14th President of the University of Puget Sound
- Incumbent
- Assumed office July 1, 2016

Personal details
- Born: Bethesda, Maryland, U.S.
- Education: St. Louis University (BA) DePaul University (MA, PhD)

= Isiaah Crawford =

American academic administrator

Isiaah Crawford is an American academic administrator and psychologist working as the 14th president of the University of Puget Sound.

== Education ==
Crawford earned his bachelor's degree from Saint Louis University and master's and doctoral degrees in clinical psychology from DePaul University.

== Career ==
Crawford completed his pre-doctoral clinical psychology internship at the San Francisco VA Medical Center, and worked as a specialist at Charter Barclay Hospital and DePaul University Community Mental Health Center. He operated his own private clinical practice from 1987 to 2008.

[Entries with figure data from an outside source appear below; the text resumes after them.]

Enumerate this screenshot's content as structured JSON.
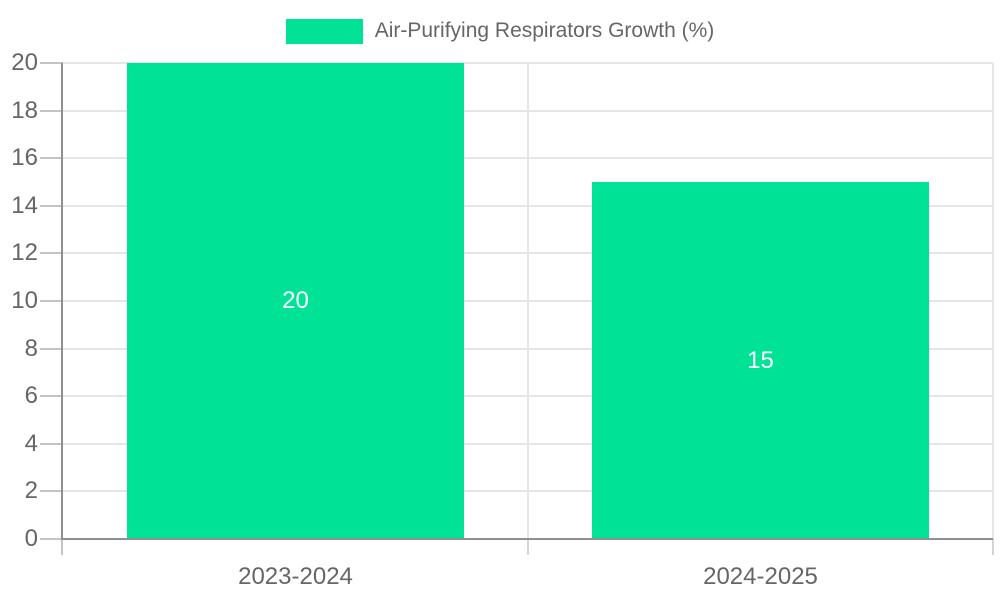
{
  "legend": {
    "label": "Air-Purifying Respirators Growth (%)"
  },
  "chart_data": {
    "type": "bar",
    "title": "Air-Purifying Respirators Growth (%)",
    "categories": [
      "2023-2024",
      "2024-2025"
    ],
    "values": [
      20,
      15
    ],
    "value_labels": [
      "20",
      "15"
    ],
    "xlabel": "",
    "ylabel": "",
    "ylim": [
      0,
      20
    ],
    "ytick_step": 2,
    "yticks": [
      0,
      2,
      4,
      6,
      8,
      10,
      12,
      14,
      16,
      18,
      20
    ],
    "grid": true,
    "legend_position": "top-center"
  },
  "colors": {
    "bar": "#00E396",
    "bar_value_text": "#FFFFFF",
    "axis_text": "#666666",
    "grid_line": "#E6E6E6",
    "axis_line": "#8F8F8F",
    "tick_mark": "#C4C4C4",
    "separator_tick": "#D4D4D4",
    "background": "#FFFFFF"
  }
}
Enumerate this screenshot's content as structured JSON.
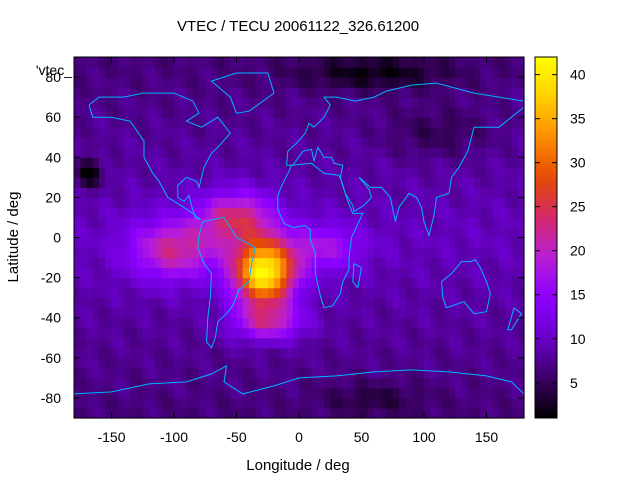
{
  "chart_data": {
    "type": "heatmap",
    "title": "VTEC / TECU 20061122_326.61200",
    "xlabel": "Longitude / deg",
    "ylabel": "Latitude / deg",
    "key_label": "'vtec_",
    "xlim": [
      -180,
      180
    ],
    "ylim": [
      -90,
      90
    ],
    "x_ticks": [
      -150,
      -100,
      -50,
      0,
      50,
      100,
      150
    ],
    "y_ticks": [
      -80,
      -60,
      -40,
      -20,
      0,
      20,
      40,
      60,
      80
    ],
    "colorbar": {
      "range": [
        1,
        42
      ],
      "ticks": [
        5,
        10,
        15,
        20,
        25,
        30,
        35,
        40
      ],
      "palette": [
        "#000000",
        "#3d0066",
        "#6a00cc",
        "#8b00ff",
        "#b81ed6",
        "#d4286a",
        "#e44a00",
        "#ff8c00",
        "#ffd000",
        "#ffff00"
      ]
    },
    "field": {
      "background": 9,
      "features": [
        {
          "name": "equatorial anomaly",
          "lon": -30,
          "lat": -18,
          "peak_tecu": 42
        },
        {
          "name": "anomaly north crest",
          "lon": -45,
          "lat": 12,
          "peak_tecu": 28
        },
        {
          "name": "anomaly west extension",
          "lon": -110,
          "lat": -8,
          "peak_tecu": 24
        },
        {
          "name": "anomaly south crest",
          "lon": -20,
          "lat": -42,
          "peak_tecu": 25
        },
        {
          "name": "low region north Pacific",
          "lon": -165,
          "lat": 30,
          "peak_tecu": 1
        },
        {
          "name": "low region north polar",
          "lon": 60,
          "lat": 82,
          "peak_tecu": 3
        },
        {
          "name": "low region Asia",
          "lon": 100,
          "lat": 55,
          "peak_tecu": 5
        }
      ]
    },
    "coastline_color": "#00b4ff"
  }
}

Crawford previously served as provost and chief academic officer of Seattle University from 2008 to 2016 and dean of the College of Arts and Sciences at Loyola University Chicago from 2004 to 2008.

In 2016, Crawford was announced as the 14th president of the University of Puget Sound.

== Personal life ==
Crawford is openly gay and lives in Tacoma, WA with his spouse, Kent Korneisel, O.D.